Peter Kiesewalter is a Canadian arranger and multi-instrumentalist who plays sax, clarinet, keyboard, and accordion.

==Career==
In the 1990s, Kiesewalter was a member of the Ottawa-based bands Fat Man Waving and The Angstones, both diverse bands that blended folk, jazz and pop music influences. He played piano, keyboards, accordion and clarinet with Fat Man Waving, and reeds and accordion with the Angstones. His bandmates in the two bands included Rebecca Campbell (vocals), Fred Guignon (guitar), Ian Mackie (drums and percussion) and James Stephens (bass) in Fat Man Waving, and Mackie, Kurt Walther (guitar), Rob Frayne (saxophone) and John Geggie (bass) in the Angstones.

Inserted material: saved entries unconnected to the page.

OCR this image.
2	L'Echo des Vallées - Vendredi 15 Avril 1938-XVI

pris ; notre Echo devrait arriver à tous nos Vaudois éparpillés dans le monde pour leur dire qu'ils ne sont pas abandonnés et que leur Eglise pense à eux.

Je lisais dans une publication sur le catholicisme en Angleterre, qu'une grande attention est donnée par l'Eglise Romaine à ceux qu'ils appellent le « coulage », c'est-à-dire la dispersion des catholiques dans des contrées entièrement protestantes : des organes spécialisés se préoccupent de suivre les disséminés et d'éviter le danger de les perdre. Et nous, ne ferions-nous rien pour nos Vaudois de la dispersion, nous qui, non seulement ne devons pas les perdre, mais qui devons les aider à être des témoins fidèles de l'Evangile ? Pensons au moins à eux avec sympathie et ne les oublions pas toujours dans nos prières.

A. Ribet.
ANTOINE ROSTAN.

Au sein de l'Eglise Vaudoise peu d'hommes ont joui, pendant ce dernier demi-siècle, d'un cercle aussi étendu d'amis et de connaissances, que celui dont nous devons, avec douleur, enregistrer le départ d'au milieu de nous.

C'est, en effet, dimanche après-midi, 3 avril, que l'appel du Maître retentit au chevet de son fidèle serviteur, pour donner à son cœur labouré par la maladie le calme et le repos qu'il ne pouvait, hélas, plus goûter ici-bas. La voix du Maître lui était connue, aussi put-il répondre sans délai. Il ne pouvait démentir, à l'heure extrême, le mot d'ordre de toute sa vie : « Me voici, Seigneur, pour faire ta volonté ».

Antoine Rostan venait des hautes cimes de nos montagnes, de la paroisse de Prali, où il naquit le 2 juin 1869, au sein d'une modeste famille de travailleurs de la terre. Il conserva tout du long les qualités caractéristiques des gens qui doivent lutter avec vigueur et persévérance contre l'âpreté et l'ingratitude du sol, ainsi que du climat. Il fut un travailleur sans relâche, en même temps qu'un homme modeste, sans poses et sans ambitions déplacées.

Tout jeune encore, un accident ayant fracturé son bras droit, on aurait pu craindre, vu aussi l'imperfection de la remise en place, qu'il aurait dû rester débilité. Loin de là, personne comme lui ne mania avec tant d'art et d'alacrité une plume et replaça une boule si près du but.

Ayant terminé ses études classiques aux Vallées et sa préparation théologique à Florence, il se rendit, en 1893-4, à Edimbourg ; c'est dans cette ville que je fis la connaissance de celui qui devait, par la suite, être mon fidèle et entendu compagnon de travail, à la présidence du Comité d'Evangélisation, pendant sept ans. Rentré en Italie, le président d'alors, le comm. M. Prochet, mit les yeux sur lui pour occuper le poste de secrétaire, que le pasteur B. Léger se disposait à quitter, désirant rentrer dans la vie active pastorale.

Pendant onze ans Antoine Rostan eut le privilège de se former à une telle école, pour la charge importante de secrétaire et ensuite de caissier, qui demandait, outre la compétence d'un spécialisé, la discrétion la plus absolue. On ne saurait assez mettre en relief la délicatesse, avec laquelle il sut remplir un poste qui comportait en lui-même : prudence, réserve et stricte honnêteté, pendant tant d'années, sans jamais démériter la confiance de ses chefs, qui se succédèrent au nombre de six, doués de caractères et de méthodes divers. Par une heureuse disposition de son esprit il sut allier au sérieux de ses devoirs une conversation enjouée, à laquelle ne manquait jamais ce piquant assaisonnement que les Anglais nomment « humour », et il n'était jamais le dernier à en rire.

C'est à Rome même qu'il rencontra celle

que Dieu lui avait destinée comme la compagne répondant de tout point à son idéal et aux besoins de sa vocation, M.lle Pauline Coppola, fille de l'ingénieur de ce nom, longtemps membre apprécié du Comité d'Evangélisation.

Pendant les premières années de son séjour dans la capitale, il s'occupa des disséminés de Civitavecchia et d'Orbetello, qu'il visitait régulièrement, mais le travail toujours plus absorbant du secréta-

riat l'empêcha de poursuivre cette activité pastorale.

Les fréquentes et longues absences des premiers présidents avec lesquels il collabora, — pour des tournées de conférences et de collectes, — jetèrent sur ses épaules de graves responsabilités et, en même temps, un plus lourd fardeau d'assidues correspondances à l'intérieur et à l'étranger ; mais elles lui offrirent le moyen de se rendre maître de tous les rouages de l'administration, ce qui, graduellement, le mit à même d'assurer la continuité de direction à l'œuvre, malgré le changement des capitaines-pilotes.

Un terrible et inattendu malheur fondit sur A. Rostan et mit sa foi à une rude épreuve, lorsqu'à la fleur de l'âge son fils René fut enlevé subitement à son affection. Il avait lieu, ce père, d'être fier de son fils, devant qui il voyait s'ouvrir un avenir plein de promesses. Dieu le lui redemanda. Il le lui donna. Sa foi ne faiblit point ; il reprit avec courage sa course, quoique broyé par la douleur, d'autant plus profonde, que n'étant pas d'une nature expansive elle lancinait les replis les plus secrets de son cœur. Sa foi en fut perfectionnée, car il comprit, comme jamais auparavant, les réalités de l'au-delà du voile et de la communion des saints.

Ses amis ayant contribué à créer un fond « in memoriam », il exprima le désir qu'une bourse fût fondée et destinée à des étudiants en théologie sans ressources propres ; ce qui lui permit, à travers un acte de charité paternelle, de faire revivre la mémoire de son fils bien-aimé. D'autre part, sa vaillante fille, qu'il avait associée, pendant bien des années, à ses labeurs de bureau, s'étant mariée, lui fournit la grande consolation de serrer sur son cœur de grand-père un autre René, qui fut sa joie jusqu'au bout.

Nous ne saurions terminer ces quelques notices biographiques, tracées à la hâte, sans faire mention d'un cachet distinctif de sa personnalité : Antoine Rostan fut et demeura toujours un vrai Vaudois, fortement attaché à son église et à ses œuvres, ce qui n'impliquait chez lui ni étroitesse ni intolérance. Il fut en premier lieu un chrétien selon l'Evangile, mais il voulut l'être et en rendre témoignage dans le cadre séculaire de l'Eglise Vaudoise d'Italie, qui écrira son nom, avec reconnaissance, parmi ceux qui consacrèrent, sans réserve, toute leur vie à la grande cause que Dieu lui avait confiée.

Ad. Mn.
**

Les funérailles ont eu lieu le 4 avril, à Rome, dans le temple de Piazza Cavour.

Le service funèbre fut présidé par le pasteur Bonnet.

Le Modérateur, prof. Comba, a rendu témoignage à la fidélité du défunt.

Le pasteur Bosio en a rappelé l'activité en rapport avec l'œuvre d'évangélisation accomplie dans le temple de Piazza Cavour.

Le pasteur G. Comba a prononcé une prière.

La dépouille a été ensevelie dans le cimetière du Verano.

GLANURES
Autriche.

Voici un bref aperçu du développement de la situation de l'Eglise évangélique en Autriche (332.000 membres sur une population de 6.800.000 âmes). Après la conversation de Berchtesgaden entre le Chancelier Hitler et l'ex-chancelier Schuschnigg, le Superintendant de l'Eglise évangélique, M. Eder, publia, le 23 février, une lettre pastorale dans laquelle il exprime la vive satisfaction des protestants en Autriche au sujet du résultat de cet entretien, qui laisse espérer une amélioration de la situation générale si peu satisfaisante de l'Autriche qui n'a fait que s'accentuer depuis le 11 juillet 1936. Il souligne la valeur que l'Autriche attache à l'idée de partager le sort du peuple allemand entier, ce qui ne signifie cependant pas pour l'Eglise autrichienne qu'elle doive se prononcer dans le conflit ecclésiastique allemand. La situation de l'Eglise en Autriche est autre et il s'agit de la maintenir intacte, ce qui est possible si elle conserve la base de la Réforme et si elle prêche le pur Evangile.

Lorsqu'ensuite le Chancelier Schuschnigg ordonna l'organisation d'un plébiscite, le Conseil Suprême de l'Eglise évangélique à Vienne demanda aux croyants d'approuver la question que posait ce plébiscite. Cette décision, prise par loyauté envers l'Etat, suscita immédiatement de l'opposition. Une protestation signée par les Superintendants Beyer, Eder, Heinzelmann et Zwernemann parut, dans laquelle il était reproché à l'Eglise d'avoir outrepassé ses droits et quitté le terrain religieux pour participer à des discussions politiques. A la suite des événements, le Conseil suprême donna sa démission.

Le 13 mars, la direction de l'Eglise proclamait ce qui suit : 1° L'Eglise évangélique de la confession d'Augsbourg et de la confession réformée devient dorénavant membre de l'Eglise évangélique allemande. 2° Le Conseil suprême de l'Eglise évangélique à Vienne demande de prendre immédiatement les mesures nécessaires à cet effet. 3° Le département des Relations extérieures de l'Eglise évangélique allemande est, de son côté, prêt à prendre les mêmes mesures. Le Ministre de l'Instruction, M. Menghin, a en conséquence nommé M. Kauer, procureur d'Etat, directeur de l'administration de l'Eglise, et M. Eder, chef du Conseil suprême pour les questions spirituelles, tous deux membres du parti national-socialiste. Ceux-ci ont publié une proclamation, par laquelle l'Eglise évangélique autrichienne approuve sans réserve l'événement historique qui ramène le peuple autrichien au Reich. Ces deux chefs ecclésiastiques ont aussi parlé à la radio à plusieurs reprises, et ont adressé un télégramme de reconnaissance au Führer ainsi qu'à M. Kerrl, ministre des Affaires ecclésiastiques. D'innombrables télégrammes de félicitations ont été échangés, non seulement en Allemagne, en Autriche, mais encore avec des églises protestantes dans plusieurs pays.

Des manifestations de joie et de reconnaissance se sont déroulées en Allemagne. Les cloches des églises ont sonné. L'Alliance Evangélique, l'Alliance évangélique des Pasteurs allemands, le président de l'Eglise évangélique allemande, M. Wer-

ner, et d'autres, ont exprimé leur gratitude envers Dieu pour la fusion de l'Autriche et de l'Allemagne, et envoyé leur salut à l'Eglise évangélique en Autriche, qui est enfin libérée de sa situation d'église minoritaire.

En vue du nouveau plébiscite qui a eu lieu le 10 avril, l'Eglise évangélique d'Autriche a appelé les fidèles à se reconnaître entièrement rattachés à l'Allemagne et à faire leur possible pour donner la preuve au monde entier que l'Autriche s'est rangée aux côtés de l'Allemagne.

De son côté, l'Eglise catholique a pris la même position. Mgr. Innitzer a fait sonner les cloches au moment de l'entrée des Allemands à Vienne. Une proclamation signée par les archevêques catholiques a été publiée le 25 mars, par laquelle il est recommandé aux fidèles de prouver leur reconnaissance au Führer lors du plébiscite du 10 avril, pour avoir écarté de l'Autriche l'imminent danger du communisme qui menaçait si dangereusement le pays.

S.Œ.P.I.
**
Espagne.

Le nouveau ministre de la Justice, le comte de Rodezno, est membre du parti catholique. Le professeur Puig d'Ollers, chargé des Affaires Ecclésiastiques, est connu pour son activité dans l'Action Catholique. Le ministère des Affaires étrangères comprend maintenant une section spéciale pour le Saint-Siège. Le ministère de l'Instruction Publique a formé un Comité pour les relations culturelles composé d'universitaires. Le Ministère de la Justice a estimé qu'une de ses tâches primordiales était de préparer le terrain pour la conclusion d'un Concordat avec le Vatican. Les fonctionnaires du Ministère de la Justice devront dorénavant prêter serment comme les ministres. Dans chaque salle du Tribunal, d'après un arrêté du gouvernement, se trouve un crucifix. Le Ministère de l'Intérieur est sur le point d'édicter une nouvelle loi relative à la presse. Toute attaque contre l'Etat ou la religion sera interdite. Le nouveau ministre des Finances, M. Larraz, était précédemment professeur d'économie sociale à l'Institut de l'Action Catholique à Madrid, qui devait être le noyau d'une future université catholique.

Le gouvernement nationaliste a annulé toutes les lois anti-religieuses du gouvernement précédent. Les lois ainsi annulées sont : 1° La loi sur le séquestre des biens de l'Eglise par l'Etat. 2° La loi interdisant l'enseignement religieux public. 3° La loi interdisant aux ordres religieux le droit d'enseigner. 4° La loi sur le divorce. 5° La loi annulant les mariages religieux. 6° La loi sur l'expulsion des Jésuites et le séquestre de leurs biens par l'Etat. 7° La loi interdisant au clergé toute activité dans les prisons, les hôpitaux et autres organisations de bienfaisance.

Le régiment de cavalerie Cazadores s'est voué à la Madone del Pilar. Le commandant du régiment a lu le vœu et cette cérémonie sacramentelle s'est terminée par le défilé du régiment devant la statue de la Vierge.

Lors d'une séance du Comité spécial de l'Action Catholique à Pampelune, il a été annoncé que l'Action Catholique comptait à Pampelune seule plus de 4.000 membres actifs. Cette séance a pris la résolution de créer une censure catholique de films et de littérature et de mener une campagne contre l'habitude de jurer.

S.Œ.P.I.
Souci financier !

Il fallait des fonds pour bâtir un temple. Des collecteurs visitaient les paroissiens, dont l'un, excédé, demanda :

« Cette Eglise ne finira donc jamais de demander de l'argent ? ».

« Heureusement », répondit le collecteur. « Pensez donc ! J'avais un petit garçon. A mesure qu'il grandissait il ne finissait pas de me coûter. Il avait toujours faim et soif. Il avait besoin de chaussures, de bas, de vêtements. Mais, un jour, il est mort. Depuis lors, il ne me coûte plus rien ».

Kiesewalter was a member of the East Village Opera Company (EVOC) from 2004 to 2010, a rock group co-founded by vocalist Tyley Ross and Kiesewalter. AnnMarie Milazzo provided vocals. EVOC included eight other members: two guitarists, a bassist, a percussionist and a string quartet. EVOC's repertoire included primarily operatic and classical pieces that Kiesewalter arranged in rock and other popular music styles. Kiesewalter next formed Brooklyn Rundfunk Orkestrata (BRO) to cover songs from The Sound of Music with the Rodgers and Hammerstein Organization.

Kiesewalter is music director for Jane Siberry. From 2014 to 2019, Kiesewalter was also the music director and conductor for concerts by Jackie Evancho.